UK's end to coal power brought forward to 2024

The UK will no longer use unabated coal to generate electricity from October 2024, one year earlier than originally planned, the Department for Business, Energy & Industrial Strategy has announced.

Coal use has fallen drastically in recent years, accounting for 1.8% of the UK’s electricity mix in 2020, compared with 40% almost a decade ago.

The country went 5,000 hours without coal-fired electricity in 2020, and 43.1% of its electricity was instead generated from renewable sources over the course of the year.

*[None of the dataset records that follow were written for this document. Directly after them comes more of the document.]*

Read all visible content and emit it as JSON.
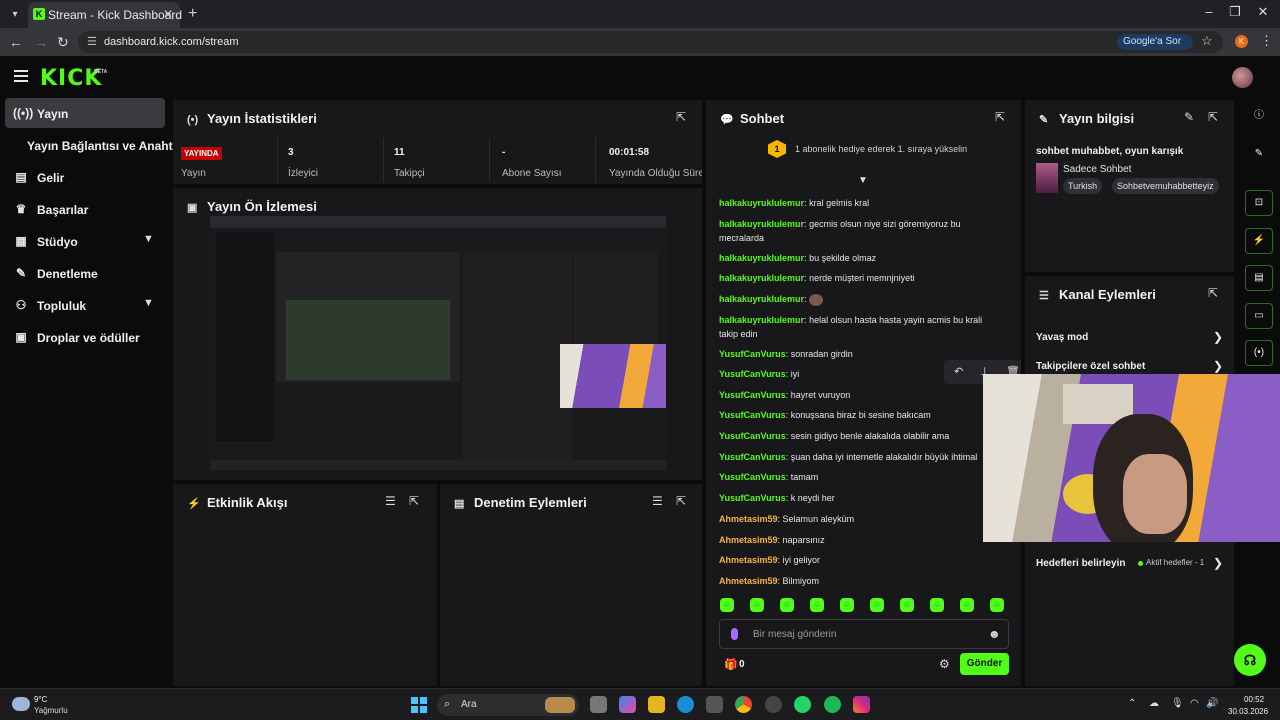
{
  "browser": {
    "tab_title": "Stream - Kick Dashboard",
    "url": "dashboard.kick.com/stream",
    "google_ask": "Google'a Sor",
    "profile_letter": "K"
  },
  "header": {
    "logo": "KICK",
    "beta": "BETA"
  },
  "sidebar": {
    "items": [
      {
        "label": "Yayın",
        "icon": "broadcast-icon"
      },
      {
        "label": "Yayın Bağlantısı ve Anahtarı"
      },
      {
        "label": "Gelir",
        "icon": "wallet-icon"
      },
      {
        "label": "Başarılar",
        "icon": "trophy-icon"
      },
      {
        "label": "Stüdyo",
        "icon": "studio-icon"
      },
      {
        "label": "Denetleme",
        "icon": "wrench-icon"
      },
      {
        "label": "Topluluk",
        "icon": "people-icon"
      },
      {
        "label": "Droplar ve ödüller",
        "icon": "gift-icon"
      }
    ]
  },
  "stats": {
    "title": "Yayın İstatistikleri",
    "live_badge": "YAYINDA",
    "items": [
      {
        "value": "",
        "label": "Yayın"
      },
      {
        "value": "3",
        "label": "İzleyici"
      },
      {
        "value": "11",
        "label": "Takipçi"
      },
      {
        "value": "-",
        "label": "Abone Sayısı"
      },
      {
        "value": "00:01:58",
        "label": "Yayında Olduğu Süre"
      }
    ]
  },
  "preview": {
    "title": "Yayın Ön İzlemesi"
  },
  "activity": {
    "title": "Etkinlik Akışı"
  },
  "moderation": {
    "title": "Denetim Eylemleri"
  },
  "chat": {
    "title": "Sohbet",
    "banner_rank": "1",
    "banner": "1 abonelik hediye ederek 1. sıraya yükselin",
    "messages": [
      {
        "user": "halkakuyruklulemur",
        "text": "kral gelmis kral",
        "color": "#53fc18"
      },
      {
        "user": "halkakuyruklulemur",
        "text": "gecmis olsun niye sizi göremiyoruz bu mecralarda",
        "color": "#53fc18"
      },
      {
        "user": "halkakuyruklulemur",
        "text": "bu şekilde olmaz",
        "color": "#53fc18"
      },
      {
        "user": "halkakuyruklulemur",
        "text": "nerde müşteri memnjniyeti",
        "color": "#53fc18"
      },
      {
        "user": "halkakuyruklulemur",
        "text": "",
        "color": "#53fc18"
      },
      {
        "user": "halkakuyruklulemur",
        "text": "helal olsun hasta hasta yayin acmis bu krali takip edin",
        "color": "#53fc18"
      },
      {
        "user": "YusufCanVurus",
        "text": "sonradan girdin",
        "color": "#53fc18"
      },
      {
        "user": "YusufCanVurus",
        "text": "iyi",
        "color": "#53fc18"
      },
      {
        "user": "YusufCanVurus",
        "text": "hayret vuruyon",
        "color": "#53fc18"
      },
      {
        "user": "YusufCanVurus",
        "text": "konuşsana biraz bi sesine bakıcam",
        "color": "#53fc18"
      },
      {
        "user": "YusufCanVurus",
        "text": "sesin gidiyo benle alakalıda olabilir ama",
        "color": "#53fc18"
      },
      {
        "user": "YusufCanVurus",
        "text": "şuan daha iyi internetle alakalıdır büyük ihtimal",
        "color": "#53fc18"
      },
      {
        "user": "YusufCanVurus",
        "text": "tamam",
        "color": "#53fc18"
      },
      {
        "user": "YusufCanVurus",
        "text": "k neydi her",
        "color": "#53fc18"
      },
      {
        "user": "Ahmetasim59",
        "text": "Selamun aleyküm",
        "color": "#f5b342"
      },
      {
        "user": "Ahmetasim59",
        "text": "naparsınız",
        "color": "#f5b342"
      },
      {
        "user": "Ahmetasim59",
        "text": "iyi geliyor",
        "color": "#f5b342"
      },
      {
        "user": "Ahmetasim59",
        "text": "Bilmiyom",
        "color": "#f5b342"
      }
    ],
    "input_placeholder": "Bir mesaj gönderin",
    "gift_count": "0",
    "send_label": "Gönder"
  },
  "stream_info": {
    "title": "Yayın bilgisi",
    "stream_title": "sohbet muhabbet, oyun karışık",
    "category": "Sadece Sohbet",
    "tags": [
      "Turkish",
      "Sohbetvemuhabbetteyiz"
    ]
  },
  "channel_actions": {
    "title": "Kanal Eylemleri",
    "items": [
      "Yavaş mod",
      "Takipçilere özel sohbet"
    ],
    "goals_label": "Hedefleri belirleyin",
    "goals_status": "Aktif hedefler - 1"
  },
  "taskbar": {
    "temp": "9°C",
    "weather": "Yağmurlu",
    "search": "Ara",
    "time": "00:52",
    "date": "30.03.2026"
  },
  "colors": {
    "accent": "#53fc18",
    "live": "#c40000",
    "panel": "#18181b",
    "bg": "#0b0b0c"
  }
}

The move to end the use of unabated coal – which is coal without any technologies to substantially reduce its CO2 emissions – only applies to electricity generation, and not for activities such as steel-making, which is planned at the controversial Cumbria coal mine.

Following the announcement, COP26 president-designate, Alok Sharma, urged other nations to follow the UK's example and abandon coal power for good.

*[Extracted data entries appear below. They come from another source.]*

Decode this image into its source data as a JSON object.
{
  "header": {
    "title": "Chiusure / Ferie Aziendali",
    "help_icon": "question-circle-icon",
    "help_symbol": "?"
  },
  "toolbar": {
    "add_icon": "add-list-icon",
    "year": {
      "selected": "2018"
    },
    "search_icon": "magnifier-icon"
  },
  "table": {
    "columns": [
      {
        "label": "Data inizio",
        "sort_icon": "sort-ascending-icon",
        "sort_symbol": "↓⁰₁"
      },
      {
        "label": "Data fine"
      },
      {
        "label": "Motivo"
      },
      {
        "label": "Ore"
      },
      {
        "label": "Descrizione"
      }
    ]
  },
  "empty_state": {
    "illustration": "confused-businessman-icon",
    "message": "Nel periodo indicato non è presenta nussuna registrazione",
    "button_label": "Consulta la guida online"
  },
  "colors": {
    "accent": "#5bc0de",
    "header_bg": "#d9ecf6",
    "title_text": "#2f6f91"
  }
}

“The next decade will be make, or break, for our planet and the most powerful way we can make a difference is to end our reliance on coal,” he said.

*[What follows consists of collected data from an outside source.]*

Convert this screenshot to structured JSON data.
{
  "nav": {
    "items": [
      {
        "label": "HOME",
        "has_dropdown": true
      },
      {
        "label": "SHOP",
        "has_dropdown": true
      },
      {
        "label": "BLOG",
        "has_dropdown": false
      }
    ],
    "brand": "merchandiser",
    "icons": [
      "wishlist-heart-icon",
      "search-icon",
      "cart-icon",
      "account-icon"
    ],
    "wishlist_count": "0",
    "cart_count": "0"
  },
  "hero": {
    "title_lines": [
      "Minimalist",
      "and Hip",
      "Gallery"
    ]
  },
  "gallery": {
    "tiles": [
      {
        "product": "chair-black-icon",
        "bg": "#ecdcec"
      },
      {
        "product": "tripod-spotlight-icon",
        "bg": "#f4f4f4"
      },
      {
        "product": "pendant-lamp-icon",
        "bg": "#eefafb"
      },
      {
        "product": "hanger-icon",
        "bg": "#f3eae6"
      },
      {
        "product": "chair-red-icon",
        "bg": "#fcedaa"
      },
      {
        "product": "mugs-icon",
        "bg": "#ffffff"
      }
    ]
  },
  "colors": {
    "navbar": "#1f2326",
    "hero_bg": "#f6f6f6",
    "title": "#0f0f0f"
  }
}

“Ahead of COP26, I hope the UK’s decisive step towards a cleaner, greener future sends a clear signal to friends around the world that clean power is the way forward.

“The impact of this step will be far greater if we can bring the world with us, and so our desire to support a clean and just energy transition is central to my discussions on the road to COP26.”

Coal is the single biggest contributor to anthropogenic climate change, and responsible for around 46% of carbon dioxide emissions worldwide, along with 72% of total greenhouse gas emissions from the electricity sector.

For the first time ever, in March this year coal-fired power plants did not participate in the UK's four-year ahead capacity market auction, which secures the electricity needed to cope with peaks in demand in 2024 to 2025.

Going forward, coal power plants will not be able participate in any future capacity market auctions due to the introduction of emissions limits.

While welcoming the news that the UK will end the use of coal one year early, Friends of the Earth energy campaigner, Tony Bosworth, highlighted how coal power was “already fading into the history books”.

“Coal provided just 1.5% of UK electricity in the final quarter of 2020, the lowest level on record, and by the end of next year, there will be just one coal-fired power station still in operation,” he continued.

“But ministerial boasts about taking radical action to completely eliminate this dirty fuel ring hollow while this government is still sitting on the fence about a new coal mine in Cumbria.”